While researching her Lives Like Loaded Guns: Emily Dickinson and Her Family’s Feuds, biographer Lyndall Gordon (who, full disclosure, happens to be a member of my wife’s family) traced Dickinson’s feel for metre and rhythm to a possible physiological source. “Emily’s broken rhythms and her off-rhymes perhaps suggest a jolting, arrhythmic, discordant music,” says Gordon. “Cristanne Miller, another Dickinson scholar, writes of Dickinson’s subversive grammar and disruptive punctuation. Dashes push her words apart, inserting silence and unspoken communication, as though the given language is inadequate. A poem like ‘I tie my Hat – I crease my Shawl’, one I keep turning to, seems domestic and small-scale. She has to put flowers in a vase. But then an explosive couplet tells of a completely different life: ‘And yet – Existence – some way back – Stopped – struck – my ticking – through –’”

“This outburst is intensely violent, and there is a lot of evidence, in the poems and in the medication she was prescribed, to indicate Emily suffered from epilepsy. I don’t want to make a crass case that suggests the poetry and sickness are equivalent.

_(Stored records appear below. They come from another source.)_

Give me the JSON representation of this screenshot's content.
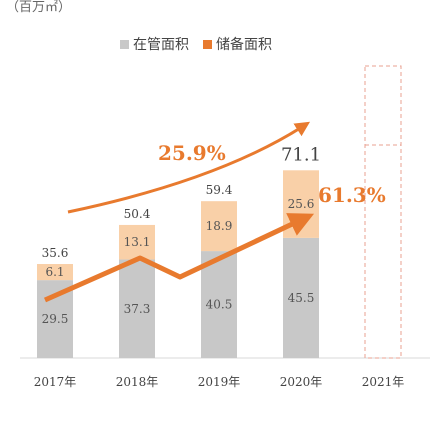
{
  "unit_label": "（百万㎡）",
  "colors": {
    "managed": "#c8c8c8",
    "reserve": "#f9d0a8",
    "accent": "#e87a2e",
    "placeholder": "#e8a090"
  },
  "legend": {
    "managed": "在管面积",
    "reserve": "储备面积"
  },
  "chart_data": {
    "type": "bar",
    "stacked": true,
    "categories": [
      "2017年",
      "2018年",
      "2019年",
      "2020年",
      "2021年"
    ],
    "series": [
      {
        "name": "在管面积",
        "values": [
          29.5,
          37.3,
          40.5,
          45.5,
          null
        ]
      },
      {
        "name": "储备面积",
        "values": [
          6.1,
          13.1,
          18.9,
          25.6,
          null
        ]
      }
    ],
    "totals": [
      "35.6",
      "50.4",
      "59.4",
      "71.1",
      ""
    ],
    "growth_labels": [
      "25.9%",
      "61.3%"
    ],
    "ylim": [
      0,
      100
    ]
  }
}
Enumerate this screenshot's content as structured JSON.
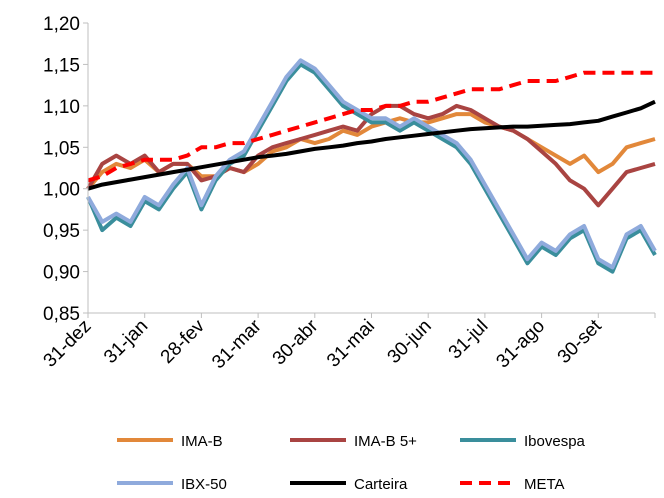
{
  "chart_data": {
    "type": "line",
    "title": "",
    "xlabel": "",
    "ylabel": "",
    "ylim": [
      0.85,
      1.2
    ],
    "yticks": [
      "0,85",
      "0,90",
      "0,95",
      "1,00",
      "1,05",
      "1,10",
      "1,15",
      "1,20"
    ],
    "x_tick_labels": [
      "31-dez",
      "31-jan",
      "28-fev",
      "31-mar",
      "30-abr",
      "31-mai",
      "30-jun",
      "31-jul",
      "31-ago",
      "30-set"
    ],
    "grid": false,
    "legend_position": "bottom",
    "series": [
      {
        "name": "IMA-B",
        "color": "#E2883A",
        "style": "solid",
        "values": [
          1.0,
          1.02,
          1.03,
          1.025,
          1.035,
          1.02,
          1.03,
          1.03,
          1.015,
          1.015,
          1.025,
          1.02,
          1.03,
          1.045,
          1.05,
          1.06,
          1.055,
          1.06,
          1.07,
          1.065,
          1.075,
          1.08,
          1.085,
          1.08,
          1.08,
          1.085,
          1.09,
          1.09,
          1.08,
          1.075,
          1.07,
          1.06,
          1.05,
          1.04,
          1.03,
          1.04,
          1.02,
          1.03,
          1.05,
          1.055,
          1.06
        ]
      },
      {
        "name": "IMA-B 5+",
        "color": "#A94442",
        "style": "solid",
        "values": [
          1.0,
          1.03,
          1.04,
          1.03,
          1.04,
          1.02,
          1.03,
          1.03,
          1.01,
          1.015,
          1.025,
          1.02,
          1.04,
          1.05,
          1.055,
          1.06,
          1.065,
          1.07,
          1.075,
          1.07,
          1.09,
          1.1,
          1.1,
          1.09,
          1.085,
          1.09,
          1.1,
          1.095,
          1.085,
          1.075,
          1.07,
          1.06,
          1.045,
          1.03,
          1.01,
          1.0,
          0.98,
          1.0,
          1.02,
          1.025,
          1.03
        ]
      },
      {
        "name": "Ibovespa",
        "color": "#3A8E9C",
        "style": "solid",
        "values": [
          0.99,
          0.95,
          0.965,
          0.955,
          0.985,
          0.975,
          1.0,
          1.02,
          0.975,
          1.01,
          1.03,
          1.04,
          1.07,
          1.1,
          1.13,
          1.15,
          1.14,
          1.12,
          1.1,
          1.09,
          1.08,
          1.08,
          1.07,
          1.08,
          1.07,
          1.06,
          1.05,
          1.03,
          1.0,
          0.97,
          0.94,
          0.91,
          0.93,
          0.92,
          0.94,
          0.95,
          0.91,
          0.9,
          0.94,
          0.95,
          0.92
        ]
      },
      {
        "name": "IBX-50",
        "color": "#8FAADC",
        "style": "solid",
        "values": [
          0.99,
          0.96,
          0.97,
          0.96,
          0.99,
          0.98,
          1.005,
          1.025,
          0.98,
          1.015,
          1.035,
          1.045,
          1.075,
          1.105,
          1.135,
          1.155,
          1.145,
          1.125,
          1.105,
          1.095,
          1.085,
          1.085,
          1.075,
          1.085,
          1.075,
          1.065,
          1.055,
          1.035,
          1.005,
          0.975,
          0.945,
          0.915,
          0.935,
          0.925,
          0.945,
          0.955,
          0.915,
          0.905,
          0.945,
          0.955,
          0.925
        ]
      },
      {
        "name": "Carteira",
        "color": "#000000",
        "style": "solid",
        "values": [
          1.0,
          1.005,
          1.008,
          1.011,
          1.014,
          1.017,
          1.02,
          1.023,
          1.026,
          1.029,
          1.032,
          1.035,
          1.038,
          1.04,
          1.042,
          1.045,
          1.048,
          1.05,
          1.052,
          1.055,
          1.057,
          1.06,
          1.062,
          1.064,
          1.066,
          1.068,
          1.07,
          1.072,
          1.073,
          1.074,
          1.075,
          1.075,
          1.076,
          1.077,
          1.078,
          1.08,
          1.082,
          1.087,
          1.092,
          1.097,
          1.105
        ]
      },
      {
        "name": "META",
        "color": "#FF0000",
        "style": "dashed",
        "values": [
          1.01,
          1.015,
          1.025,
          1.03,
          1.035,
          1.035,
          1.035,
          1.04,
          1.05,
          1.05,
          1.055,
          1.055,
          1.06,
          1.065,
          1.07,
          1.075,
          1.08,
          1.085,
          1.09,
          1.095,
          1.095,
          1.1,
          1.1,
          1.105,
          1.105,
          1.11,
          1.115,
          1.12,
          1.12,
          1.12,
          1.125,
          1.13,
          1.13,
          1.13,
          1.135,
          1.14,
          1.14,
          1.14,
          1.14,
          1.14,
          1.14
        ]
      }
    ]
  }
}
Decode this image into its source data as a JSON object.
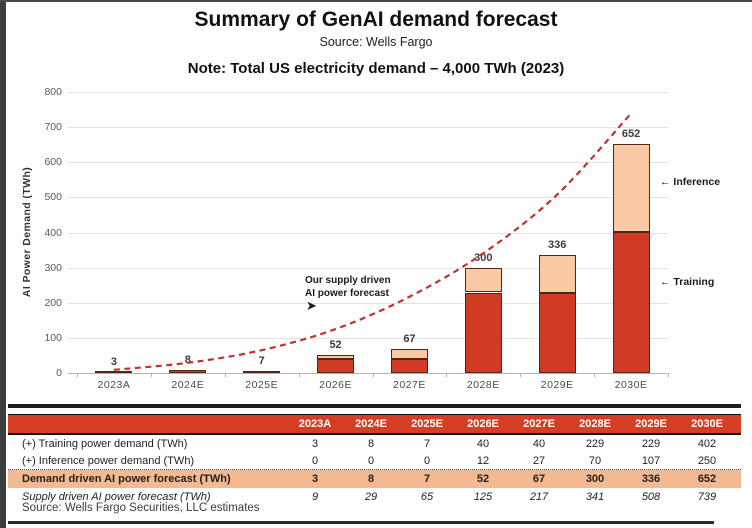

But an epileptic seizure results from a swerve in the normal pathways of the brain that gives the sufferer access to thinking not open to most of us. In poems that deal with upheavals and volcanoes, she demonstrates an extraordinary creative capacity to take her illness and transform it into something visionary.”

Carlton Lowenberg’s 1992 book Musicians Wrestle Everywhere, an inventory of every Dickinson setting he could lay hands on, lists 1600 settings by nearly 300 composers, from all points along the stylistic spectrum: post-Schoenbergians George Perle and Leon Kirchner rub shoulders with the neo-tonality of Vincent Persichetti and John Adams. Copland’s 12 songs are invariably cited as an exemplar of Dickinson setting, but I wonder how powerfully they now speak. Is Copland’s neo-classical elegance – his motor rhythms and smartly conceived melodies with their functional accompaniment – really bold enough to penetrate Dickinson’s spirit? John Adams’s sparse, allusive take on “Because I could not stop for death” in his choral and orchestral Harmonium (1981) does capture Dickinson’s otherworldliness, as does the fractured, bruised soundscape of Italian “modernist” Giacomo Manzoni’s 1988 Dieci versi di Emily Dickinson (documented on the Stradivarius label). Good Dickinson music, it seems, transcends stylistic allegiance.

Perhaps the problem with setting poetry is that word “setting”. Putting music to poetry frames the poem, freezing it in a time that may, but equally may not, have anything to do with a poet’s original intention. And the peculiarities of Dickinson’s working methods would suggest that composers need to be extra-vigilant about the danger of unwittingly allowing music to tame her message. Lyndall Gordon explains that parallel arguments rumble on about how best to represent the poems in book-form. “It’s easy to forget,” she elucidates, “that from her canon of nearly 1800 poems only 10 were published during her lifetime, and only one of those with her consent. Print conventions impose inaccuracies on the poems. The three-volume Franklin edition published in 1998, which is now widely questioned, used her first lines as titles, which Dickinson never did. The poems plunge in, and at the bottom of the page there are often variants of words. She created numerous drafts, and no one knows which draft she preferred.”

In her biography, Gordon records an old Dickinson family friend remembering “Emily…coming through the glass door of the library (to) improvise strange music on the piano.” A sepia memory that musicians intending to set Dickinson ought to wrestle with – everywhere.